Some millennia back the human race emerged as omnivorous hunter-gatherers. We will never know what strapping young fellow developed the concept and managed to sell it, but somehow males took on the more exciting role as primary hunters, while the ladies did more of the gathering.
Even so, there have always been avid and successful female hunters. Although precise origin is unclear, Diana, goddess of the hunt, appears to have been invoked from the very dawn of Roman civilization. She has always been depicted as a woman (and a good-looking one at that).
Humans were hunters before they were anything else, so in prehistory it’s fair to say that the vast majority of us were hunters. In today’s world, active hunters are a subset of modern society.
Either way, females have always been a minority of the hunting population. I doubt this will change, but their minority isn’t as minor as it once was.
All surveys indicate that women are the fastest-growing segment in almost all shooting sports. But you don’t need to study surveys to comprehend this fact. It’s easy to see on shooting ranges, in hunting camps, in gun stores, in hunter safety courses, in shooting schools, and in the rich array of hunting gear designed for the distaff side.
Women are an increasingly important part of our shooting and hunting world…and they play a critical role in our ability to maintain that world.
Recently on HUNTING I wrote about the shameful Internet attacks on Texas teenager Kendall Jones, who posted pictures of (non-endangered and legally taken) animals she killed while on safari with her parents.

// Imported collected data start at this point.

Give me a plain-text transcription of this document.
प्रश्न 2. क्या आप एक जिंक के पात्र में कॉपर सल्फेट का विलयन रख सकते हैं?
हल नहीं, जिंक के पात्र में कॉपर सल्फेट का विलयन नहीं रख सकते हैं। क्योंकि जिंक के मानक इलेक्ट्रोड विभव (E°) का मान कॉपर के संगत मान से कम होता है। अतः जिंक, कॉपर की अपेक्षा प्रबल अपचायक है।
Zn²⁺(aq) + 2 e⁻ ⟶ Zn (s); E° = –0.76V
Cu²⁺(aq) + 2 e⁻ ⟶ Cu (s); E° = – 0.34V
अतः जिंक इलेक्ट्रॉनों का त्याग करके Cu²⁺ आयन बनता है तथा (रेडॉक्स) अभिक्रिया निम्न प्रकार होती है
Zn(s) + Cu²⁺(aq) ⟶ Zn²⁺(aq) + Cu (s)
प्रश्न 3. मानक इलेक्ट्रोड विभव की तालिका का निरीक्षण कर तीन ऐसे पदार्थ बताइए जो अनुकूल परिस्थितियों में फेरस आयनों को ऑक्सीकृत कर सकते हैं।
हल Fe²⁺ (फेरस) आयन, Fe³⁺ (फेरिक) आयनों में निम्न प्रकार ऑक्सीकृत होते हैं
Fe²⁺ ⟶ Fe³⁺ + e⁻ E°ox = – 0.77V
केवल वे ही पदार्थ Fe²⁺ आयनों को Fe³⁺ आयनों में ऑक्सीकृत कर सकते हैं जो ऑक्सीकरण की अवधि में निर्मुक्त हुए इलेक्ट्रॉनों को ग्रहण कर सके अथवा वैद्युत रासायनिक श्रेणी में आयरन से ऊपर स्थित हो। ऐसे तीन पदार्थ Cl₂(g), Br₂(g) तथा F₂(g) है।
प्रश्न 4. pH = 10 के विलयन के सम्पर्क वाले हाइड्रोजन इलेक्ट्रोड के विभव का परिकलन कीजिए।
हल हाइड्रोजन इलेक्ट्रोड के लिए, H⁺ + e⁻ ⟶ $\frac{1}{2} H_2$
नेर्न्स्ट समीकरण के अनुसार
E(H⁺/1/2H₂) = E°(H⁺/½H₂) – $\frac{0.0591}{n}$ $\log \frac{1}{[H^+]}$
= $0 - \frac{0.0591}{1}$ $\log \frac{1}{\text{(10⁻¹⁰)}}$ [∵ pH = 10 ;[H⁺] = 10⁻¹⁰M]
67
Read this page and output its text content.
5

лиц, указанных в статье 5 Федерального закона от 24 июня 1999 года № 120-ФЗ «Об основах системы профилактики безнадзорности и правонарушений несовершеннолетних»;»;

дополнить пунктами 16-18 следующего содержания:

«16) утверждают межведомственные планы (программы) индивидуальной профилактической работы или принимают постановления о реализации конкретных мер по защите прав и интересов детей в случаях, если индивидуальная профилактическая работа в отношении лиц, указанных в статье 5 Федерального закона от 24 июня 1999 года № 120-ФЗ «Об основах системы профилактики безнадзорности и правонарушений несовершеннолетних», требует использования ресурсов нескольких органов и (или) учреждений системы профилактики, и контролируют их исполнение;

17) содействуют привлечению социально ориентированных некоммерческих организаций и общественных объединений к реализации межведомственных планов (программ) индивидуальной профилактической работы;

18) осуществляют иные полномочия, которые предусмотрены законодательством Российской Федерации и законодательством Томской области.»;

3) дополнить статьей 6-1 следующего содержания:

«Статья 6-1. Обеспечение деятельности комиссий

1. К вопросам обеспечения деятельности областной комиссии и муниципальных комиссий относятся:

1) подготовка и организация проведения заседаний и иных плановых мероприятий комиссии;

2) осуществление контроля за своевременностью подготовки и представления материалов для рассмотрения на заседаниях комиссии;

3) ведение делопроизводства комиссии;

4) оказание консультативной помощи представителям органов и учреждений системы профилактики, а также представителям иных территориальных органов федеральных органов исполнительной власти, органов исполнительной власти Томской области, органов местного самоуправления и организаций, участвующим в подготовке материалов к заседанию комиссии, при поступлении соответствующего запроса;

Since then Belgian teenager Axelle Despiegelaere lost a major modeling contract when cosmetics company L’Oreal discovered photos of her doing the same. The dazzling beauty went on safari with her parents, posted photos and then a different kind of hunt began. I may be naïve, but I don’t believe there are all that many anti-hunters who are so committed as to issue death threats (and worse) against teenage girls.
I am not a conspiracy theorist, but I do not believe that these attacks are random. Rather, I believe they’re part of a concerted effort targeting visible representatives of that fastest-growing segment of our hunting and shooting societies.
Unfortunately, female hunters often have to contend with, er, stuff from other sources besides anti-hunters.
Jealousy is a normal human emotion, though not one of our better outlets. Hey, I’m a guy, and I take my share of crap…some from anti-hunters, some from fellow hunters. I understand this. I’m visible not because I like the spotlight, but because it’s part of my job. Said job includes doing a lot of what we all like to do. I work hard at my job, but I can’t please everybody and there are bound to be some sour grapes. Women, however, have it much worse.
Nobody ever said this world was altogether fair. It is a simple fact that some people have more means than others, some through luck, others through hard work, and still others by marriage or birth. When a young person goes on safari with parents it isn’t unnatural for some folks to turn a bit green with envy…and perhaps actually believe that he or she is unworthy and undeserving and thus open to criticism.
However, with women it sometimes seems to go beyond a wee touch of envy. Savvy male hunters recognize that the incredible growth of women among our ranks is, ultimately, the salvation of our sport.
Most of us welcome them. But there’s an undercurrent out there. Too many of us give lip service to welcoming women…just so long as they aren’t too successful. It doesn’t take an African safari to trigger the response.
When a woman takes a really big whitetail or a monster elk or a giant bear, the majority of her fellow hunters will show some good-natured envy but ultimately wish her well…however, there’s a subset out there that really shows their claws.
This is too consistent to be denied; we’ve all seen it. Give it up, folks. We have enough trouble with the anti-hunters without squabbling amongst ourselves. As hunters I believe we all need to support all legal hunting, even though, for each of us, there are almost certainly various forms of the sport that we don’t participate in and, privately, may not approve. And we need to give our full support to all hunters who pursue game legally, regardless of race, religion or sex.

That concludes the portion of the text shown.